Il faut des enseignants plus nombreux et mieux formés
Cette année, les résultats des élèves allemands à l’étude PISA ne se sont pas améliorés. La politique doit donc enfin traduire le bilan de cette sixième évaluation par une réforme de l’éducation, préconise le site de la radio Deutschlandfunk :
«Les comparaisons internationales sont certes intéressantes et importantes. Mais le tout n’est pas de comparer, comme on le voit maintenant. Pour progresser réellement, il faut faire en sorte que les effets soient tangibles, en cours ou au niveau des conditions d’enseignement, sans ménager ses efforts. ... On constate un manque d’enseignants spécialisés, des professeurs non remplacés, une fusion de la biologie et de la physique-chimie, une perte d’intérêt pour les sciences et la technologie chez les élèves. Dans les cursus universitaires formant au métier d'enseignant, une place insuffisante est accordée à la pédagogie. Il faut palier cette carence. Sans enseignants bien formés et en mesure d’enseigner leur matière correctement, la qualité de l’enseignement ne progressera pas.»

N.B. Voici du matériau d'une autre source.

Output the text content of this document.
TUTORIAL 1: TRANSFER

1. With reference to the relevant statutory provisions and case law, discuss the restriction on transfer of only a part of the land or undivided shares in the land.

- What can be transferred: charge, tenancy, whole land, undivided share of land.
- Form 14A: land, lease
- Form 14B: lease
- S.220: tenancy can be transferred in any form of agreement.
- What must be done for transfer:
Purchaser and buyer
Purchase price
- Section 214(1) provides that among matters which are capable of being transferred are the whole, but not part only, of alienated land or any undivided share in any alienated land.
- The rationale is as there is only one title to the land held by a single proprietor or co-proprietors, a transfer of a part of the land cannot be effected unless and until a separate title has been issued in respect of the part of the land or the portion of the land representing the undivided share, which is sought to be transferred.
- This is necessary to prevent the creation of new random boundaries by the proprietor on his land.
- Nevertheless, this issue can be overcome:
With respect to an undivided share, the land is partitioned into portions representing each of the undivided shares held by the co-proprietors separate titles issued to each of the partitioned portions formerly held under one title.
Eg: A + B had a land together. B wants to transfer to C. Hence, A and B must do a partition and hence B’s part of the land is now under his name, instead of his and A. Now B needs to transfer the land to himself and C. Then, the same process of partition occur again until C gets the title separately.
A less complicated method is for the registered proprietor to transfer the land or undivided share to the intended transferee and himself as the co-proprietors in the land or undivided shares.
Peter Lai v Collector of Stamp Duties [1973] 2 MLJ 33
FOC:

Il n'y a pas de quoi se réjouir
Même si cette fois-ci, la Suède se classe au-dessus de la moyenne des pays de l’OCDE, il n’y a pas de quoi ouvrir le champagne, écrit Aftonbladet :
«Les résultats ne sont pas tous réjouissants. Le fossé s’est creusé entre les différentes écoles du pays. Il y a une quinzaine d’années, la Suède pouvait présenter avec fierté le bilan d’un système scolaire garantissant largement l’égalité des chances. Les enfants bénéficiaient d’une éducation comparable, indépendamment de leur provenance sociale. On ne peut plus en dire autant aujourd’hui : nous sommes en milieu de classement. Et selon que les enfants sont issus de milieux suédois ou étrangers, les différences sont plus marquées que dans d’autres pays. ... Le Chili vient de décider d’interdire des écoles à buts lucratifs, qui sont délétères pour la société à long terme. On n’éduque pas les citoyens de demain comme on construit des voitures. … De par le monde, aucun système éducatif n’est autant orienté vers le marché que le nôtre.»